Although the "lean" movement began on the factory floor, today the process-improvement philosophy and tools have made significant inroads into warehouse and distribution operations. After all, what good is a world-class factory if you have the same old, waste-ridden supply chain?
Lean thinking has also begun to transform the back offices of some manufactures and distributors, as well as the administrative processes within insurance companies, banks and even healthcare facilities. No matter what industry, a concerted focus on eliminating wasteful activity can be a very powerful tool for directing resources toward what customers really want. (See page 23 for some of the traps to avoid when implementing a lean or Six Sigma improvement program.)
One area where lean has had little impact, if any, is government. From the local license bureau to the legislative process in Congress, the government bureaucracy rolls on oblivious to opportunities for improvement. Personally I'm frustrated every election day by the batch-minded setup at my local polling place, which segregates voters by last name. This always leads to some voting booths with long lines (always mine) and others with no line at all.
Beyond voting at election time, it's standard editorial practice when presenting news about pending legislation to urge readers to get involved and contact their state and federal representatives to make sure their voice is heard. But given the amount of influence you're likely to have, is it really worth the effort?

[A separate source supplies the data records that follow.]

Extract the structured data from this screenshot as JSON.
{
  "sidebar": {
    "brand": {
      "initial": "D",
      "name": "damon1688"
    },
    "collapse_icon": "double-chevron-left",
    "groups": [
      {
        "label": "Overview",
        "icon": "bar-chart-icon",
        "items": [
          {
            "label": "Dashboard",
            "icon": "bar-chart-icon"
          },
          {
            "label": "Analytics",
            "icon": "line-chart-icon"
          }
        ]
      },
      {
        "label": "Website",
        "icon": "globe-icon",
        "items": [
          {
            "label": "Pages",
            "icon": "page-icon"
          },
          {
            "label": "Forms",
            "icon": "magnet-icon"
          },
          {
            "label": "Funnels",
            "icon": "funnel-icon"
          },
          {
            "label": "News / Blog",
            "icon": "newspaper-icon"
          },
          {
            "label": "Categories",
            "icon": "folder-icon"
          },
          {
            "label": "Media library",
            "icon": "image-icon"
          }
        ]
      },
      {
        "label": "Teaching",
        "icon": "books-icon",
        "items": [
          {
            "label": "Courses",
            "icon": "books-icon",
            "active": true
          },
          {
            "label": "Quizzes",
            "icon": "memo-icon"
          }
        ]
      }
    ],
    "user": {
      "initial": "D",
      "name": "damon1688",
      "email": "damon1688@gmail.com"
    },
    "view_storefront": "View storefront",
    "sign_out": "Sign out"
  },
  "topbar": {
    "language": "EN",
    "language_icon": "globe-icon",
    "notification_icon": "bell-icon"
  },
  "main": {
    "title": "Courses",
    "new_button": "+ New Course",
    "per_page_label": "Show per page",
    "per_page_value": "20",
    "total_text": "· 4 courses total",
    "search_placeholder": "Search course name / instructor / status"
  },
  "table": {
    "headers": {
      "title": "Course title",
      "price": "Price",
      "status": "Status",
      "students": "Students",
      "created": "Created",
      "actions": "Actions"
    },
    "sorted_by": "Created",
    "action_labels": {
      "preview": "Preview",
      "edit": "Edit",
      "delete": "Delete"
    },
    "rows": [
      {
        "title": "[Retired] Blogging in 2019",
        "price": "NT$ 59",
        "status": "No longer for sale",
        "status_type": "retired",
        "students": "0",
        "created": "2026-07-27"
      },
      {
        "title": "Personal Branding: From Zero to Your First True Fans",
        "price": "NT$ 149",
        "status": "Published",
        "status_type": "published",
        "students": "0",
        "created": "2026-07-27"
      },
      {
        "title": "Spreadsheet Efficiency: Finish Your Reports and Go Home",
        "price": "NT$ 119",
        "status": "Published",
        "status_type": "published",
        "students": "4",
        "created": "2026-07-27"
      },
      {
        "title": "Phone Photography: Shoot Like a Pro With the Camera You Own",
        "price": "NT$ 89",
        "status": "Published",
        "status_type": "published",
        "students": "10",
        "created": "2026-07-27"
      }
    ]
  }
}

For improvement-minded managers accustomed to making changes and moving forward, is there really anything you can do to have an impact on what goes on in Washington?
When I asked this question to John Nofsinger, CEO of the Material Handling Industry of America (MHIA, Charlotte, www.mhia.org), he invoked a quote attributed to Otto von Bismarck, "People who enjoy sausage and respect the law should not watch either being made."
Whether it's pending legislation, regulatory issues or the setting of industry standards, he says that people and organizations tend to get involved and can have an impact on what could directly influence them on a daily basis.
"The quickest way for us to get support on anything is for there to be a short-term threat," says Nofsinger. As an example he cites the periodic attempts by the elevator industry to regulate vertical material lifts. Such direct threats allow organizations and people to maintain focus over the long legislative or standard-setting process.
"Rarely is it a slam dunk where you galvanize interest and two months later you see the result. It's usually something that needs constant influence over time," he adds.
Staying informed is one key to identifying threats and maintaining that long-term focus. See the summary in this issue of the legislative issues pending before the new U.S. Congress that could have an impact on material handling businesses in 2007 (page 32). Beyond the standard setting activity of industry associations, lobbying organizations such as the National Association of Manufacturers (www.nam.org) and the U.S. Chamber of Commerce (www.uschamber.com) do a great job of keeping members informed about legislative and regulatory activity.
Back to the question asked above. Whether it's worth trying to influence legislative activity or standards setting processes, or just sit back and react to whatever happens, will depend on the issue. But keep in mind that in all aspects of life and business there are "doers" and there are "done to's." It's always better to be a doer.